The DOJ’s account of interviews with Hurst are also consistent with statements he made to local investigators following incident: Moore exited the vehicle with a cell phone in his right hand, he asked Moore to put the cell phone down, and when Moore bent down to put the phone on the ground, he saw a gun in Moore’s waistband.
“The officer commanded Moore not to reach for the gun, but Moore did so, at which time the officer shot Moore causing Moore to fall to the ground,” the statement reads. “While on the ground, the officer again commanded Moore not to reach for the gun. However, Moore reached for the gun, and the officer shot him again.”
The DOJ also acknowledged one of the more controversial pieces of evidence that came to light in the aftermath of Moore’s death — that a firearm under Moore’s right hip in the waistband of his shorts, but only after he’d been transported from the scene to the University of South Alabama Medical Center.
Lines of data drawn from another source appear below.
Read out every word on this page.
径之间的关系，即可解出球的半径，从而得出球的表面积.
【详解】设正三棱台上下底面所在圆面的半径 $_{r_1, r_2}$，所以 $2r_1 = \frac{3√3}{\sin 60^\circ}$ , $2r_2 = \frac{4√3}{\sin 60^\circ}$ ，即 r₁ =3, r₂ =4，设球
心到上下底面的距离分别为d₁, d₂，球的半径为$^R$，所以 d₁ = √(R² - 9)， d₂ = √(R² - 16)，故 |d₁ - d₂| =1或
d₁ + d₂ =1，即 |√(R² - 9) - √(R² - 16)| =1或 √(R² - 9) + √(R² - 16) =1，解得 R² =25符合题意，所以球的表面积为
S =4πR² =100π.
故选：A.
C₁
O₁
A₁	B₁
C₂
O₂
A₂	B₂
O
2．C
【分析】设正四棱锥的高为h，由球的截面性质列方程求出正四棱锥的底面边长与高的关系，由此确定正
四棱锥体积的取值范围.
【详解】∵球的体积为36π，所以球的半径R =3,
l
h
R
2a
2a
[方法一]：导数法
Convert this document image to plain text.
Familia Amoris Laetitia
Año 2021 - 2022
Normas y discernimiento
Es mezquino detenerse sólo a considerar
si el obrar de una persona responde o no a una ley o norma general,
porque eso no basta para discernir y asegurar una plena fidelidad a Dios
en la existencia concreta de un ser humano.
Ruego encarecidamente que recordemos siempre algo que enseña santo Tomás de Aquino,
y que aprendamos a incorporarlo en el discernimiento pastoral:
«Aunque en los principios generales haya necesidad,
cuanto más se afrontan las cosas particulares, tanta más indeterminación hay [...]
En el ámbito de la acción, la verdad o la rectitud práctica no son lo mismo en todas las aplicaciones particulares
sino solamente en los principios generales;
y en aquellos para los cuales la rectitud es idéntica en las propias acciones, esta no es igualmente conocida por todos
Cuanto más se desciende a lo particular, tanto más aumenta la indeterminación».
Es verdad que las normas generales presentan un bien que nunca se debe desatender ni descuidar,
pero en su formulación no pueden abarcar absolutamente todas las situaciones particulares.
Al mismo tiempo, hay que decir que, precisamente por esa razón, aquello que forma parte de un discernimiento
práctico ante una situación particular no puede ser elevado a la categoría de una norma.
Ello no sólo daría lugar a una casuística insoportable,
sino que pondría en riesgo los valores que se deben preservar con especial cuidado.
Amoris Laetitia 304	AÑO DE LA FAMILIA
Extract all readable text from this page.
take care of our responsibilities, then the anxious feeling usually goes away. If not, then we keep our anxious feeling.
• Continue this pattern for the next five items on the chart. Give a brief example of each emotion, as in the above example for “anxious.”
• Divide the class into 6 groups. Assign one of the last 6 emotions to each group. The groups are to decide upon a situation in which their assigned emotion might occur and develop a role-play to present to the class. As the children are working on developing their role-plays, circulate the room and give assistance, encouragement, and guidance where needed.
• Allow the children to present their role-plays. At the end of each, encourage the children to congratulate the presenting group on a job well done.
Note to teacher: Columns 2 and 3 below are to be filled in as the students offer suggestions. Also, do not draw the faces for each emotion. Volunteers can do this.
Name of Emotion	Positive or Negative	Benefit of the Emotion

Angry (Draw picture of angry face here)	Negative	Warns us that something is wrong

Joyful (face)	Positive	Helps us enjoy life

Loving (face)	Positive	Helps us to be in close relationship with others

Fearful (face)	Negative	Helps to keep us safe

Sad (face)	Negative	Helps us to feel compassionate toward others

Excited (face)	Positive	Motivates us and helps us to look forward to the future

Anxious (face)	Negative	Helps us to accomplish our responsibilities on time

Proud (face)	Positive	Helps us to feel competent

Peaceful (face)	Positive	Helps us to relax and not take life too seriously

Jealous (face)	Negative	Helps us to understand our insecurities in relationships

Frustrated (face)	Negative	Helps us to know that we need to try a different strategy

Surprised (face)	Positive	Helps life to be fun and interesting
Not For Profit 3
“Under the applicable federal criminal civil rights laws, prosecutors must establish, beyond a reasonable doubt, that an officer ‘willfully’ deprived an individual of a Constitutional right, meaning the officer acted with the deliberate and specific intent to do something the law forbids,” the DOJ statement reads. “This is the highest standard of intent imposed by the law. Neither accident, mistake, fear, negligence, nor bad judgment is sufficient to establish a willful federal criminal civil rights violation.”
Using those measurements, investigators concluded the government couldn’t “disprove the officer’s claim that he believed that Moore was reaching for a firearm, that he feared for his life, and that he made the split-second decision to defend it.”
The announcement from the DOJ on Thursday cleared Hurst from any possible criminal liability in Moore’s death. A Mobile County grand jury already elected did not pursue criminal charges against him at the state level last fall.
However, Hurst still faces a federal civil lawsuit filed by Moore’s family in 2016. Motions in that case had been stayed pending the outcome of the DOJ investigation. Hurst, who worked as an MPD officer for more than four years at the time Moore’s death, retired just last week after spending the past 14 months on paid administrative leave.
Following the conclusion of the federal investigation, Mobile Mayor Sandy Stimpson issued a statement referring to Moore’s death as a “tragedy,” while vowing to continue efforts to improve police relations with communities in all areas of Mobile.
“Since the shooting of Michael Moore, the city of Mobile has taken unprecedented steps to ensure transparency — incorporating lessons learned from other communities that have experienced similar tragedies,” Stimpson wrote. “Our prayers remain with all of the families affected by this incident. We continue to work as a city to strengthen the relationship between law enforcement and the citizens we serve.”